O’Connell provided a brief history of California, from the discovery of gold in Coloma in 1848 to the rise of the film industry in Hollywood to the prominence of Silicon Valley. He also spoke about the economic geography of California, noting the prominence of the ports of Long Beach, Los Angeles and Oakland. O’Connell also highlighted California’s status as the top producer of agricultural products in the United States.
CalChamber Vice President of International Affairs Susanne T. Stirling served as the luncheon master of ceremonies and provided a brief overview of relations between Norway and California.
Also in attendance were Hilde Janne Skorpen, Consul General of Norway; Sindre Bornstein, Consul of Norway; Toni Symonds, chief consultant of the California Assembly Committee on Jobs, Economic Development and the Economy; and Andrew Grant, president of the Northern California World Trade Center.
Conversations touched upon topics such as the California legislative and regulatory process; state, U.S. and Norwegian election politics; and presidential candidates’ attitudes toward pending trade agreements.
The tour for the Norwegian members of Parliament included the State Capitol, the University of California, Davis, and Bay Area companies, such as Tesla and Google.
Norway has one of the most financially healthy economies in the world, with a gross domestic product (GDP) of $499.8 billion in 2014, in part due to its status as the world’s 11th largest exporter of crude oil and third largest exporter of natural gas.
Other major industries—such as shipping, shipbuilding, fishing and fish farming, information technology, pulp and paper products, and light metals processing—have prospered as well. Incomes are more evenly distributed, making every person a consumer. Unemployment rates and interest rates are low.
U.S.-Norway Trade Relations
Norway has close ties to the United States, the overall economic and trade relationship is strong, and Norway’s import climate is generally open and receptive to U.S. products and investments.
In 2015, the United States exported $3.59 billion to Norway, making it the United States’ 49th largest export destination. Top exports included: transportation equipment (30%), nonelectrical machinery (13.4%), computer and electrical products (11.9%), and fabricated metal products (7.7%).
Also, in the same year, the United States imported $4.7 billion, and top imports included: petroleum products (28.1%), primary metal manufacturing (10.4%), chemicals (10%), and nonelectrical machinery (8.2%).

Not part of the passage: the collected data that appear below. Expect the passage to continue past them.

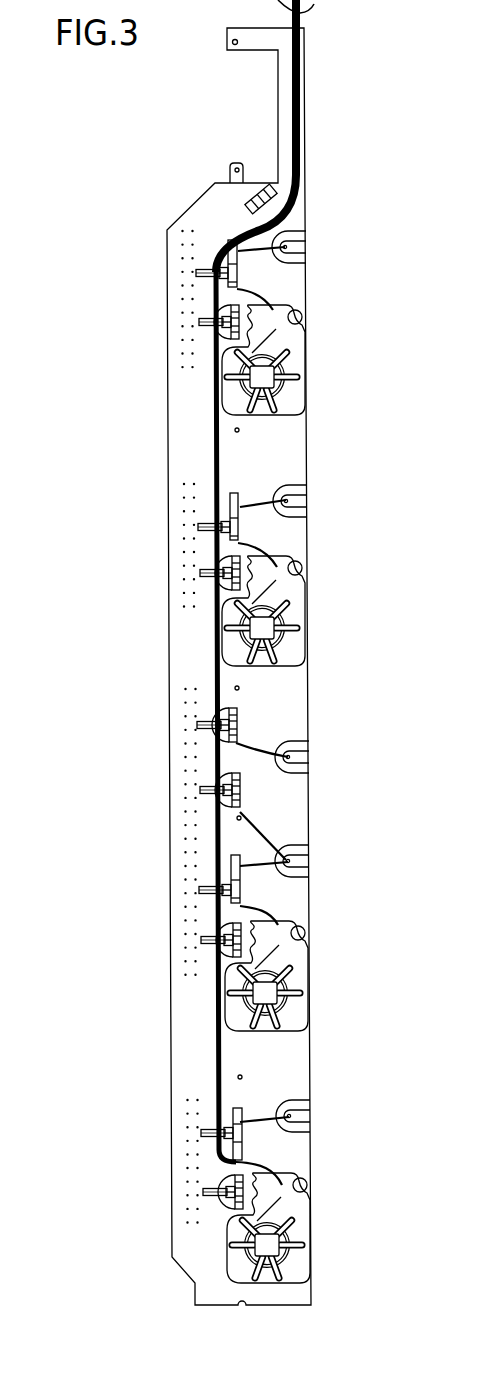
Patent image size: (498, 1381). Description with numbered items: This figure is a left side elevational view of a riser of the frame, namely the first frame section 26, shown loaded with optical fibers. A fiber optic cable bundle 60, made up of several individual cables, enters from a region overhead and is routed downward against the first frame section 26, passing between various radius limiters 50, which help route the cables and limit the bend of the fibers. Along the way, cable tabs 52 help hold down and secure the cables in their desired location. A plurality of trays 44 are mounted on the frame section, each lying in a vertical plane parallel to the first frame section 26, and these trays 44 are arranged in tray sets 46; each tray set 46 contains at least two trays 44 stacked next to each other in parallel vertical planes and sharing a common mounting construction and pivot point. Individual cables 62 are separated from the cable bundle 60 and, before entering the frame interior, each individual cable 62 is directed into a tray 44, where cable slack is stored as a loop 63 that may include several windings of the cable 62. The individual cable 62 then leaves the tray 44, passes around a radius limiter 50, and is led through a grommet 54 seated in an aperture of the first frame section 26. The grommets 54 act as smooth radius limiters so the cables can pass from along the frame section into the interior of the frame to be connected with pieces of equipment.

The first frame section 26 is at (165, 163).
The tray 44 is at (302, 390).
The tray set 46 is at (317, 786).
The radius limiter 50 is at (252, 212).
The cable tab 52 is at (207, 323).
The grommet 54 is at (300, 488).
The fiber optic cable bundle 60 is at (296, 103).
The individual cable 62 is at (284, 246).
The loop 63 is at (287, 393).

In 2015, Norway contributed $20.8 billion in direct investment to the United States, while U.S. direct investment totaled $33.6 billion in Norway that same year.
Norway-California Trade Relations
In 2015, California exported $416 million to Norway. Top exports included: transportation equipment (42.4%), computer and electrical products (17.6%), agricultural products (7.3%), and food manufactures (6.1%).
Likewise, Norway exported nearly $238 million to California. Top exports included: other animals (22.4%), fish, fresh/frozen and other marine products (20%), chemicals (18.8%), and transportation equipment (8.6%).